16.10.07

Mercredi

Mercredi


Cher Monsieur Belle,


Bien sûr je n'ai pas eu de réponse. Évidemment ! À quoi m'attendais-je ? Je me dis que je vais me replonger dans « Les fous de Baalbek » ou « SAS à Istanbul », même s'il est à haïr, autant que l'auteur d'ailleurs qui prend ses lecteurs pour des cons. Mais n'êtes-vous pas en train de faire pareil. Me prendre pour une conne ? Au moins y trouverais-je des pages passionnantes.
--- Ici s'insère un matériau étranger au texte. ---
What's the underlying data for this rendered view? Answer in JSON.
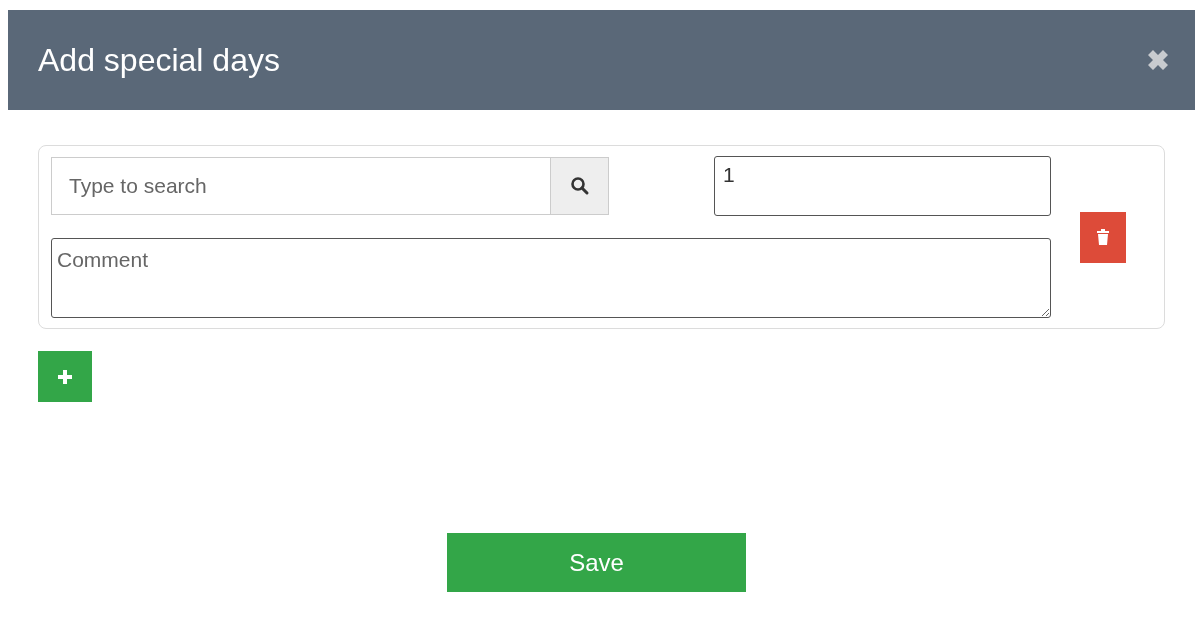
{
  "dialog": {
    "title": "Add special days"
  },
  "entries": [
    {
      "search": {
        "placeholder": "Type to search"
      },
      "quantity": {
        "value": "1"
      },
      "comment": {
        "placeholder": "Comment"
      }
    }
  ],
  "save_button": "Save"
}
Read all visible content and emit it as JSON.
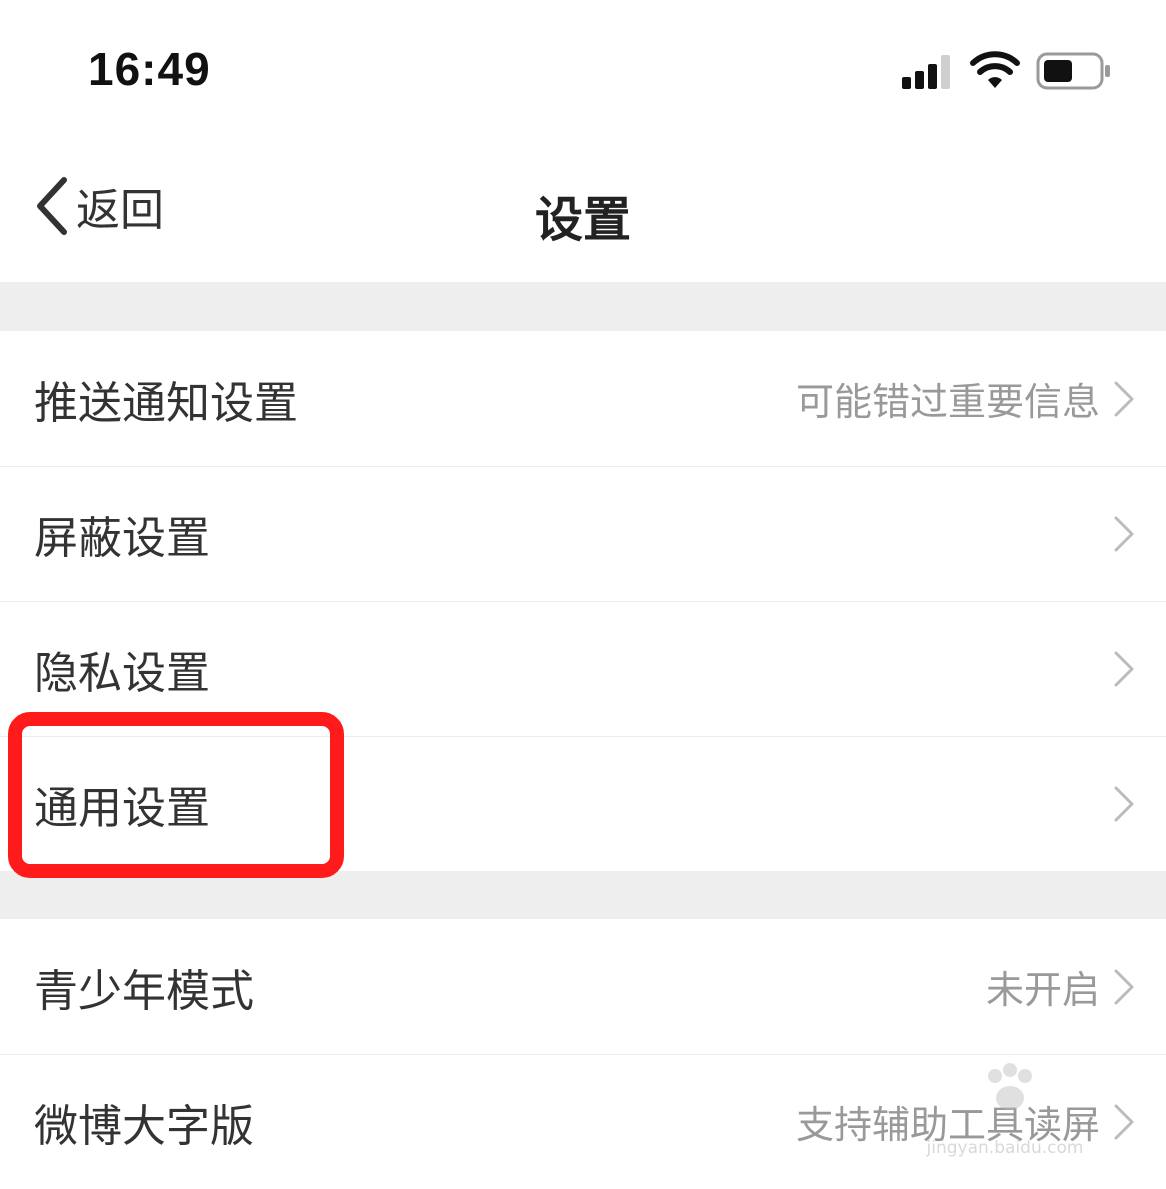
{
  "status_bar": {
    "time": "16:49",
    "icons": [
      "signal-icon",
      "wifi-icon",
      "battery-icon"
    ]
  },
  "nav": {
    "back_label": "返回",
    "title": "设置",
    "back_icon": "chevron-left-icon"
  },
  "groups": [
    {
      "items": [
        {
          "label": "推送通知设置",
          "value": "可能错过重要信息"
        },
        {
          "label": "屏蔽设置",
          "value": ""
        },
        {
          "label": "隐私设置",
          "value": ""
        },
        {
          "label": "通用设置",
          "value": "",
          "highlighted": true
        }
      ]
    },
    {
      "items": [
        {
          "label": "青少年模式",
          "value": "未开启"
        },
        {
          "label": "微博大字版",
          "value": "支持辅助工具读屏"
        }
      ]
    }
  ],
  "watermark": {
    "text": "jingyan.baidu.com"
  },
  "colors": {
    "background": "#ffffff",
    "section_gap": "#eeeeee",
    "label_text": "#333333",
    "value_text": "#999999",
    "chevron": "#bbbbbb",
    "highlight": "#ff1b1b"
  }
}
Comme vous ce Devilliers a toujours été très préoccupé des femmes, il a toujours fait la chasse au bonheur, ce qui dans son langage veut dire séduire peloter pénétrer, pas d’autres buts dans la vie !


Oh ! Est-ce moi qui ai écrit ces mots ? Aurais-je tout oublié de mon éducation stricte et mes règles de bienséance ? Celles-là mêmes que j'oublie encore en vous avouant mon envie irrésistible, comme vous, irrépressible, de vous rencontrer, tant que je n'ai osé parler de cela à quiconque, je n'ai pas même consulté le grand catalogue des Éditions du Soleil pour savoir si vous aviez écrit autre chose que ce que j'en connais.

Mais je veux rencontrer celui qui m'a ébranlée, touchée et émue, fait partager joies et peines, richesses et clins d'oeil à une société en délire, la nôtre. J'ai adoré l'histoire intégrée des cosmonautes, la référence à Javert, les mots rares (qui d'autres oserait écrire aujourd'hui : abaca, diurèse, évagination, parler de Berchtesgaden, de Gary Cooper, de Florianopolis, dire de son héros qu'il s'habillait à la six-quatre-deux ?)

J’ai redécouvert le plaisir des mots le bonheur des mots, je veux découvrir l’homme. Je veux savoir si ce que vous me faites ressentir à la lecture de vos livres, à leur contact, ces sentiments divers, oscillant entre désir, plaisir, exaspération, voire frustration de ne pouvoir caresser que vos mots, seraient les mêmes face à vous. Pouvoir me trouver dans vos yeux, lire sur les traits de votre visage, caresser vos mains, apprendre les lignes de votre corps, les effleurer, les sentir, les toucher, avoir un échange, vibrant à votre lecture, au frôlement des courbes de votre corps ? viril ! comme je peux l'être avec l'arrondi de vos lettres, pouvoir ressentir une réciprocité. Pourrais-je vous plaire ? Est-ce que je vous plais dans mes correspondances ou vous importunent-elles ? Est-ce que je vous attire comme vous m’aimantez ? Est-ce que mon élan ici inavouable trouvera un écho ?,

Faites vous des pauses dans vos récits pour assouvir le désir que provoquent les mots ? Et si c'est le cas, est-ce à moi que vous rêvez ? Je me demande parfois comment notre rencontre pourrait être. Serait-ce une collision, une rencontre où chacun de nous se reconnaîtrait immédiatement ou serait-ce un long moment d'observation ?
Puis-je oser encore ! Je préfère nettement le choc de l'affrontement, brutal, nous aurions tout le temps de nous parler. Je monologue, j’attends le dialogue. Ne l’avez-vous pas cité : L’amour est la seule passion qui se paye d’une monnaie qu’elle fabrique elle-même.

Ma rue est pleine de gens, ma vie est encombrée de personnes revenues à l’ère glaciaire des sentiments, la sentimentalité nigaude voire larmoyante ne manque pas mais elles aiment le pathétique de pacotille, l’aluminium et le plastique.
J’ai le cœur enrhumé.

Comment finir, comment être lue, vue...
J’attends de vos nouvelles, Cher Monsieur Henri Belle.